By Azimazi Momoh Jimoh and Adamu Abuh, Abuja
01 June 2017   |   4:41 am
While making it mandatory for the President to appoint the Comptroller General from officers within the Customs Service, it also scrapped the governing board of the Service and replaced it with the NCS Commission.

The Commission, would be headed by a chairman, who would be a retired Comptroller General or Deputy Comptroller General, who would also be appointed by the President for a period of four years.

• NASS to raise teachers’ retirement age to 65

The Senate has, in a new law passed yesterday, subjected the appointment of the Comptroller General of Nigeria Customs Service (NCS) to its confirmation.

While making it mandatory for the President to appoint the Comptroller General from officers within the Customs Service, it also scrapped the governing board of the Service and replaced it with the NCS Commission.

The Commission, would be headed by a chairman, who would be a retired Comptroller General or Deputy Comptroller General, who would also be appointed by the President for a period of four years.

The appointment of the chairman of the commission is also subject to confirmation by the Senate, and the tenure is renewable once. The Senate Bill tagged: “ A Bill for an Act to Repeal the Customs and Excise Management Act, to establish the Nigeria Customs Service, reform the Administration and Management of Customs and Excise in Nigeria,’’ was passed following the adoption of the report of its Committee on Customs, Excise and Tariff.

The bill consolidates into a single reference document, the NCS legal authority which is scattered in multiple enactment, and to bring the Customs and Excise Management Act (CEMA) 1958, in line with modern day reality and international best practices.

And from the Speaker of the House of Representatives, Mr.
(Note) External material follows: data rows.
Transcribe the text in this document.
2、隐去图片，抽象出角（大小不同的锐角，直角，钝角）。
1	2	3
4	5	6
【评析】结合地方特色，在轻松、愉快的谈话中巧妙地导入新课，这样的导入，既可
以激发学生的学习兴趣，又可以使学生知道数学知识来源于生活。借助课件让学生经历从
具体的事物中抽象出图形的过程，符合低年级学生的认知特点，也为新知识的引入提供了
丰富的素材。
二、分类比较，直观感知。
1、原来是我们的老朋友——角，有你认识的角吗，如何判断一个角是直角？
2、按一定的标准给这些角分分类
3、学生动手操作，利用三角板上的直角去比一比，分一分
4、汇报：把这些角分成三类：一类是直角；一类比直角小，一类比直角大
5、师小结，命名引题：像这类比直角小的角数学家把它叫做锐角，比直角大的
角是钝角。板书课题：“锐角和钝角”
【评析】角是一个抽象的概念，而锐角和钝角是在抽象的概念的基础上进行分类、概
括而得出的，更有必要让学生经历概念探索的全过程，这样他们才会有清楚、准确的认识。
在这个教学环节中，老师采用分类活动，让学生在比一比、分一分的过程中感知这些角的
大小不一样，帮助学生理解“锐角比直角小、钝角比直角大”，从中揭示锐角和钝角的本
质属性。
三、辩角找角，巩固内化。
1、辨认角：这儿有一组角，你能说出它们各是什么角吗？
Yakubu Dogara, comes an assurance that the retirement age for Nigerian teachers would be raised from 60 to 65 years.

Dogara told a delegation from the Nigeria Union of Teachers (NUT) who paid him a courtesy visit that the initiative was aimed at retaining experienced teachers in public schools for pupils to benefit from.

The Speaker assured that the raise in retirement age being enjoyed by lecturers in tertiary institutions would surely be backed by a legislation of the National Assembly soon.

He also advised the union to channel their request for salaries of teachers to be handed over to state governments or paid from first-line charge from the federation account through the Universal Basic Education Commission to the Constitution Review of the House of Representatives for consideration.